SPHINX validation code for solar energetic particle models

MIT License

3 stars 3 forks source link

Feature Request: Validation of First, Last, Min, Max, Mean forecasts #17

Closed ktindiana closed 9 months ago

ktindiana commented 1 year ago

From Leila: Metrics for one forecast per event (earliest and/or best and/or latest) which gives different information and more readily understandable regarding performance for hits and misses - and I think this is most relevant to what the operator/analyst sees in real-time. Other interesting metrics could be found for different types of forecast subsets, such as dropping the "not clear" subset for UMASEP and other ongoing forecasts for events. Other subsets for exploring the correct rejections and false alarm performance might tell us what is going on for each model, the source and explanation for the metrics.
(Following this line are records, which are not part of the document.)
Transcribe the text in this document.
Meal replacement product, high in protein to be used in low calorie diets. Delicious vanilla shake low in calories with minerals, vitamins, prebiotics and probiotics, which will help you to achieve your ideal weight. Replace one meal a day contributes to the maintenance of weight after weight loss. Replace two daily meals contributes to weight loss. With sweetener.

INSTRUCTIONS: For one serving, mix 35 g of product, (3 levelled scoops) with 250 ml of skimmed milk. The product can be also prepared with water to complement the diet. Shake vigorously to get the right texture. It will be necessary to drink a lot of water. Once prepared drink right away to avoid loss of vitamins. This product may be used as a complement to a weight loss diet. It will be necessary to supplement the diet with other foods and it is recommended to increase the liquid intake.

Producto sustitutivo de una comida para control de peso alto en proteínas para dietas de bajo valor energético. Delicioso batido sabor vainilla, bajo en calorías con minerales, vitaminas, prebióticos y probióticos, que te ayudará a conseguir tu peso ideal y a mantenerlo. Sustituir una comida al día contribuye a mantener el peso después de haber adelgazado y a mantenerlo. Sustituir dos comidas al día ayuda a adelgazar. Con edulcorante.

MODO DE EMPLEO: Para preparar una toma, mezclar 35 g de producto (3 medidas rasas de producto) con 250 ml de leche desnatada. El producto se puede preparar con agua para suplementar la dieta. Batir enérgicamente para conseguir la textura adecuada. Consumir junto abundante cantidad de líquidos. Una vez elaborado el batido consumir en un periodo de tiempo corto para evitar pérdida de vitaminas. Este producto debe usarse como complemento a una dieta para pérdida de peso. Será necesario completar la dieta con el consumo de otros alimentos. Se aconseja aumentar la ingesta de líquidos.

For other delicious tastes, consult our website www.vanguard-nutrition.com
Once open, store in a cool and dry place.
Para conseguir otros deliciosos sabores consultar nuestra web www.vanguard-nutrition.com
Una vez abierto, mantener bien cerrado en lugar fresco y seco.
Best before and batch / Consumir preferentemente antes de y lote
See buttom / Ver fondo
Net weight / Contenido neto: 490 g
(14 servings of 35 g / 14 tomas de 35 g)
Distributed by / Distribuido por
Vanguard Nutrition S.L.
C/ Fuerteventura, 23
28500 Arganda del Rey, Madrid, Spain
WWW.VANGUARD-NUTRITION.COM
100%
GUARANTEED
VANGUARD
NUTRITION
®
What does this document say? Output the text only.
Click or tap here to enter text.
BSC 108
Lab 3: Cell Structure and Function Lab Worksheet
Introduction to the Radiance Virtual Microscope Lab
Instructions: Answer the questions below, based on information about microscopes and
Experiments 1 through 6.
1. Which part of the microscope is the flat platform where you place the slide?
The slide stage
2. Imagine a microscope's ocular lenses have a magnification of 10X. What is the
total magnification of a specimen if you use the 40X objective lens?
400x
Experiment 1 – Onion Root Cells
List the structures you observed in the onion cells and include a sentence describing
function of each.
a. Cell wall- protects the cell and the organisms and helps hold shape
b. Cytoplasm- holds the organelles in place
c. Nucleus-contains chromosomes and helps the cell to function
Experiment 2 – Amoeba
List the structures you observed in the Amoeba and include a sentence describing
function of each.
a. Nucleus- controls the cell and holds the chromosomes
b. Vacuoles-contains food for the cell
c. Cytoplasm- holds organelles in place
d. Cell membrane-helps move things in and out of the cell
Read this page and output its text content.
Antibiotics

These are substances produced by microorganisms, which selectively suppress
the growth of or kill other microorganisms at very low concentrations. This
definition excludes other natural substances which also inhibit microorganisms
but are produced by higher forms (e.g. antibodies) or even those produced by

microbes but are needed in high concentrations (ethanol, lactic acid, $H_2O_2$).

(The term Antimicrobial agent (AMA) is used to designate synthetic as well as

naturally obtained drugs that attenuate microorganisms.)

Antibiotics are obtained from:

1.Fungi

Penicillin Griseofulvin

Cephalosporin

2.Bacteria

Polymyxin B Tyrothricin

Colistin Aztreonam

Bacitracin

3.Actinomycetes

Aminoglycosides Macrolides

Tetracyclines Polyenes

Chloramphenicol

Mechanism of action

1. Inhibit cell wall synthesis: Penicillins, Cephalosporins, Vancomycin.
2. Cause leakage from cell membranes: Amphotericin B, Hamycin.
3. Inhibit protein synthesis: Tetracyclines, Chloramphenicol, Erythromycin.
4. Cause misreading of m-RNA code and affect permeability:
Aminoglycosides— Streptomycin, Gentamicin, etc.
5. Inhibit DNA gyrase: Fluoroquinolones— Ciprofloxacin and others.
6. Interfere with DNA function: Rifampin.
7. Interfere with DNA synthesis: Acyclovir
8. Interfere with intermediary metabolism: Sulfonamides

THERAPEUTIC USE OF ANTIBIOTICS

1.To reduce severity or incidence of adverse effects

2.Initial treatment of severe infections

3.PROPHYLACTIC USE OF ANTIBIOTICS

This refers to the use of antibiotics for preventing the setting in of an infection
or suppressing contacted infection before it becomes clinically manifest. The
rickyegeland commented 12 months ago

Another subset could be the "max" (e.g. highest probability, highest peak flux) that matches an event. When monitoring the scoreboard I tend to pick those out.

rickyegeland commented 12 months ago

Other subsets for exploring the correct rejections and false alarm performance might tell us what is going on for each model, the source and explanation for the metrics.

This is not clear. What kind of subset would give more insight?

ktindiana commented 9 months ago

This feature request will be considered the implementation of metrics for:

First forecast (including AWT regardless of whether the forecast changed to clear prior to the SEP event)
Last forecast before the observed value
Maximum forecast
Minimum forecast
Average forecast (all forecasts for a particular observation averaged together and then assessed)

ktindiana commented 9 months ago

Implemented feature in the code to calculate First, Last, Max, Mean forecast assessment when appropriate for different quantities. Decided not to include Min.

The "First" feature applied to All Clear results in a contingency table with one forecast for each observed SEP event that fell inside a model's prediction window. This indicates whether a model hit or missed a given SEP event. This contingency table cannot assess the Correct Negatives.

Metrics calculated for First, Last, Max, or Mean are only relevant for times when an SEP event was observed. All forecasts outside of an observed SEP event period are not included. They should be interpreted as - "When an observed SEP event occurred, the model performed..."